Unless you’ve been living under a rock, sometime late last year or early this year, you probably heard about something called ChatGPT. A very simple-looking chatbot website showed up (seemingly out of nowhere) and put everyone on notice; AI is about to change the world.

[I’ve been due for a new post for a while. Between moving states, settling into a new city, and endless new distractions (LLMs and all their offshoots) in the world; it’s been challenging to find time to write. Well, the dust has settled a bit. Time to put some thoughts down.]

Where did all of this come from, why is it important, and how is it different?

Scientists have grappled with replicating intelligence in machines for almost a century. In recent decades, a lot of effort has been focused on two broad fields of perception: natural language understanding for speech and text and computer vision for images and videos. This allowed for the automation of tasks like text classification, summarization, translation, transcription, optical character recognition, facial recognition, and so on using narrow, focused algorithms.

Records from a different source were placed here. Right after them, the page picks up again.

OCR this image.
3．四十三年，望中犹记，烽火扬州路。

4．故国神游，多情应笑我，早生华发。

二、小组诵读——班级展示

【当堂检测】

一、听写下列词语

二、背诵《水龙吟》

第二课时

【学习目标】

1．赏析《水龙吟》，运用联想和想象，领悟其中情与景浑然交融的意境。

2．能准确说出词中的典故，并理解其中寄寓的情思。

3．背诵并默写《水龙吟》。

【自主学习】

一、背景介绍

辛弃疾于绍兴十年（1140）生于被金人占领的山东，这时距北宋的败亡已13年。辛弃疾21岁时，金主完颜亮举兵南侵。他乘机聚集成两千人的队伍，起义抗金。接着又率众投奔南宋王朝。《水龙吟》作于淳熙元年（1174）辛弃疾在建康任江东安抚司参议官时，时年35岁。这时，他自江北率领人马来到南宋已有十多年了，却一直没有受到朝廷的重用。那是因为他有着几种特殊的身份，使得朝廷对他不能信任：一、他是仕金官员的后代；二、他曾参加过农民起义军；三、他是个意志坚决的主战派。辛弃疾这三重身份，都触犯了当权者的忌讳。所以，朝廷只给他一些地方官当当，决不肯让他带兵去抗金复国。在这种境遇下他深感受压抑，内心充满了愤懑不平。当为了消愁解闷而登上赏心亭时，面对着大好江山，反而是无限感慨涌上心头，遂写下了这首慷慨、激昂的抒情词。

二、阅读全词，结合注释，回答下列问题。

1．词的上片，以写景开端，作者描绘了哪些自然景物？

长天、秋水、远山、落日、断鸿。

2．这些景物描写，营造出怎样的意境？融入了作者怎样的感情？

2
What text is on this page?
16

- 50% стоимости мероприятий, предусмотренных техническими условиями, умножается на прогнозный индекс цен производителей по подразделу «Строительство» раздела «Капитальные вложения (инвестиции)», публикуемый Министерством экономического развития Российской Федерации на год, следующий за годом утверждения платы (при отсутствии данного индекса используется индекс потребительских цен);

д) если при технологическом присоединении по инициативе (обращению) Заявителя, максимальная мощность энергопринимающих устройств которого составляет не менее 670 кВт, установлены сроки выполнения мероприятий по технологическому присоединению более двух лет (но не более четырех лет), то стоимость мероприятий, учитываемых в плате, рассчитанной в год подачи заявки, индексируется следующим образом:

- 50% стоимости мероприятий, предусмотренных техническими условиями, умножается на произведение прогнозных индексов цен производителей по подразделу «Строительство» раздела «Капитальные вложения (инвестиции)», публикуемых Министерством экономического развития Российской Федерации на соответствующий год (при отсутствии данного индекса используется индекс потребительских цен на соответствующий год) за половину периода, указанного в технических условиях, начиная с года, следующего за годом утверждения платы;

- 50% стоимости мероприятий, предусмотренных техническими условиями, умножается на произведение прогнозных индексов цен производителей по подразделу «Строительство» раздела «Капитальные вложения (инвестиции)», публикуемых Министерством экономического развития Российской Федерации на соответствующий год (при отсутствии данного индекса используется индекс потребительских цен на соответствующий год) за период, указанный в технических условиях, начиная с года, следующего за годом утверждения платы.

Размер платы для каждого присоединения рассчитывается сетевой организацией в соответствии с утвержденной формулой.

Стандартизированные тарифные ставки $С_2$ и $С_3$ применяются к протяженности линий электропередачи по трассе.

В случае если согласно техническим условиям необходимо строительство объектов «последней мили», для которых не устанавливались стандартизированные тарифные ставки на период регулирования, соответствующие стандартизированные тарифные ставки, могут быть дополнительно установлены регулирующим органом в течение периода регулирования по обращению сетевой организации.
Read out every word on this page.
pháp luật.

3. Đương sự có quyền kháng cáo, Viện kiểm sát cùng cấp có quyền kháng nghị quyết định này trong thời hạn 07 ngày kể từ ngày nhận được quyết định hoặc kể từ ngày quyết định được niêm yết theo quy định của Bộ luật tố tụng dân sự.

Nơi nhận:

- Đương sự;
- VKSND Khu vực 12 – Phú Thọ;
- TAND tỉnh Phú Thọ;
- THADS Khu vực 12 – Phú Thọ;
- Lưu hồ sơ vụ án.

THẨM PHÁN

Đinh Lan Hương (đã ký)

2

AI systems have woven themselves into our lives in so many different ways recently. Search results on Google, travel time estimates on maps, movie and tv show recommendations on your favorite streaming services, your algorithmic social media feeds, auto correct, and all the really powerful features smartphone cameras now possess. They take data about your prior actions or some existing data and predict what you’d like to see next.

Why is AI a big deal now?

I can think of three reasons. (1) Its capabilities have been enhanced from understanding, classification, and prediction to generation. The limits on content creation are ceasing to exist. (2) Accessibility. Everyone is now an app install away from tools like ChatGPT, speech, image, and video generators. (3) It is multimodal. It is now relatively trivial to stack the outputs of a audio, text, image, and video model to create really powerful applications. The next generation of models do not have those limitations and can accept any input to produce any output…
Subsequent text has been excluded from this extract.